Jewish section of Southampton Old Cemetery

4 comments:

Anonymous said...

Ah, a foray into mined territory. The standpoint that criticising the Israeli government is antisemitism is something that you encounter here quite frequently. On one hand, I think it's a classic example for a rhetorical strawman. On the other, I firmly believe that a people can be traumatised just the same as an individual. For this reason, and since I am a member of the Tätervolk, I see the Israeli/Arab/Palestine conflict as a huge tragedy, initially caused by us Germans.

Leaving politics aside, it's the everyday antisemitism which enrages me. You know, you're guest at a party, enjoying a conversation with a guy you consider as reasonable and simpatico - and then you hear "Did you know that there weren't any jews killed on 9/11" or "For sure, Donald Rumsfeld is a jew". This is so disgusting, and I'm not able to keep my opinions about this bottled up.

Re Corbyn: I believe a lot of social democrats here envy Labour for him, especially since Martin Schulz caused the SPD to crash and burn on the last federal state elections. Now, with Andrea Nahles and Heiko Maas, polls are turning out even worse for the SPD. If they drop below the right-wing AfD on the next federal elections, this could mean game over for the SPD after 150 years.

Best, Thomas

Mike C. said...

Thomas,

No, no, I insist... the origins of Israel/Palestine and the rest of it are *our* fault! Sykes-Picot, Balfour Declaration, the Protectorate... The conditions for a world-historical fuck-up were solidly in place long before Nazism. I'm sure we meant well...

But yes, real antisemitism is creepy and mystifying. I'm glad to say I have only rarely encountered it, unlike everyday racism, but even that seems to be on the decline (my pet theory is "football" -- the kind of person who might be inclined to racism is also the sort to worship some team which is these days probably made up of 80% non-white players...).

Mike

amolitor said...

It is perhaps worth noting that the pre-Christian jewish people kept a pretty detailed record of their history, which we know as The Old Testament. And my goodness, they were a difficult people. It may be that they were no more terrible than everyone else at that time, but they were certainly an awful bunch. Astonishingly, they wrote a great deal of it down and carefully preserved that record which the other semites in the area apparently were careful NOT to.
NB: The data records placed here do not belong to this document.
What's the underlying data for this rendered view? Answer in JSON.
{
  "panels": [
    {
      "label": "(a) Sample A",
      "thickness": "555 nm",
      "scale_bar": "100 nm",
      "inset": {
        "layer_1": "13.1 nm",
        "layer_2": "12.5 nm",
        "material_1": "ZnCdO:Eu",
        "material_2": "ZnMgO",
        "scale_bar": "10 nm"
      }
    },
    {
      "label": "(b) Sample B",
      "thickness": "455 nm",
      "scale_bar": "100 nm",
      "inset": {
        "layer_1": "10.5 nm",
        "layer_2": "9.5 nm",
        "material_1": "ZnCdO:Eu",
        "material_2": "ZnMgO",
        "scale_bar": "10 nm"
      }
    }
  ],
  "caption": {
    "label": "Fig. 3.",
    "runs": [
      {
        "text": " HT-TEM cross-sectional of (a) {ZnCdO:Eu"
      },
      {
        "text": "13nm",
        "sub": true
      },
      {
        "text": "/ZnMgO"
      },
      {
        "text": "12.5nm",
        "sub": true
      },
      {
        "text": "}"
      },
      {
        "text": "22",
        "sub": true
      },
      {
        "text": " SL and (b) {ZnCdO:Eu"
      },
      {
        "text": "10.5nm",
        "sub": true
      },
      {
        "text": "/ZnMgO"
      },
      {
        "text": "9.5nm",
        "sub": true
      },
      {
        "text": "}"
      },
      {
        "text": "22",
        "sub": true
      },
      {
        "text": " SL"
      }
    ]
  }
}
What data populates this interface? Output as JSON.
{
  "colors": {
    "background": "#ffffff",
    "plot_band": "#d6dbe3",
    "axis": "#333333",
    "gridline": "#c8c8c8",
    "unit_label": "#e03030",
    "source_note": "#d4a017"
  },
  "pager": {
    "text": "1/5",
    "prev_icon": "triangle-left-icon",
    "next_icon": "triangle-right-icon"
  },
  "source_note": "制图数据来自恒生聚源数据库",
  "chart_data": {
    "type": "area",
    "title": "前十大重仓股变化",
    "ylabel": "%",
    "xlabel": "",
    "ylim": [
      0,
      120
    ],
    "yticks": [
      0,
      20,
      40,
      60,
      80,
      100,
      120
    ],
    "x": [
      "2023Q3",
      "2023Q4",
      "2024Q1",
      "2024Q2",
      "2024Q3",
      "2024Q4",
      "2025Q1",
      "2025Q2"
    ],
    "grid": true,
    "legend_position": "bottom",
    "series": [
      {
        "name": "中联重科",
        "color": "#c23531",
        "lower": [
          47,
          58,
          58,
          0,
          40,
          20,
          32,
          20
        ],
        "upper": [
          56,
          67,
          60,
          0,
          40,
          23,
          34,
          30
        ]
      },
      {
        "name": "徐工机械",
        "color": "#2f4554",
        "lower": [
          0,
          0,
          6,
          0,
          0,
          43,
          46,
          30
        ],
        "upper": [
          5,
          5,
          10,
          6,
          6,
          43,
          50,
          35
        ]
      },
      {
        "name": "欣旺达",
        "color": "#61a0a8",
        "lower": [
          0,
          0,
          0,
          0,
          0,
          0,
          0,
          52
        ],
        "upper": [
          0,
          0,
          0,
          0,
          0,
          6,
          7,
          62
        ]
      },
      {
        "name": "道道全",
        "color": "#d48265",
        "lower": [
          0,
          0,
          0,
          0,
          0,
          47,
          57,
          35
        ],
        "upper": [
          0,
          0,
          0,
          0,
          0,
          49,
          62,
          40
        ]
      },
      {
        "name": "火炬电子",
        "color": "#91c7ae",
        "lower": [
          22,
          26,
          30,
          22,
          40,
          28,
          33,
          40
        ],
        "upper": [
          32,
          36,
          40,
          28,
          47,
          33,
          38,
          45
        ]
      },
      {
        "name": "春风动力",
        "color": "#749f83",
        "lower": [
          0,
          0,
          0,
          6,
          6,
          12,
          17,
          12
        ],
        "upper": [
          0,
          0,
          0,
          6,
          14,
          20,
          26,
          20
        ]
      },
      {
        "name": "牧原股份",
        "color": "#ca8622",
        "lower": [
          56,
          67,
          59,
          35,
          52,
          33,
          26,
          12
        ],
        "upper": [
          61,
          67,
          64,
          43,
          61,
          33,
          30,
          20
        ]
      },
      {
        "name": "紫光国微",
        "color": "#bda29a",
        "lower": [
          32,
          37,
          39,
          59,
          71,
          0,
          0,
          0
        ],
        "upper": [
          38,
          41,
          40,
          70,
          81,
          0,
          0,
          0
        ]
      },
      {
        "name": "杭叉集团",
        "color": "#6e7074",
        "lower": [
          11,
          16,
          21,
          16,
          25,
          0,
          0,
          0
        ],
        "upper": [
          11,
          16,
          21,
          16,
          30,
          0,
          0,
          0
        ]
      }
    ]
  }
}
How this translates into modern attitudes to the modern jew I do not pretend to really understand. I will hazard a guess that these facts may be relevant. That a) jews tend to be good at things, as they as a culture value education and work b) people tend to hate people who are good at things and c) there is a conveniently available historical record of a people, also called jews but possibly not really related, who were turds.

That is at any rate the thumbnail sketch that I use to prop up my wobbly understanding of modern anti-semitism.

Mike C. said...

amolitor,

In the interests of balance, and at the risk of making unsupportable and racist generalisations, I should point out that Jews are also famously quite bad at things (sport comes to mind) and that the Old Testament may well have been intended in the spirit of the equally famous Jewish self-deprecating humour, but has lost its edge of hilarity over the centuries. Job, for one, always makes me laugh, anyway.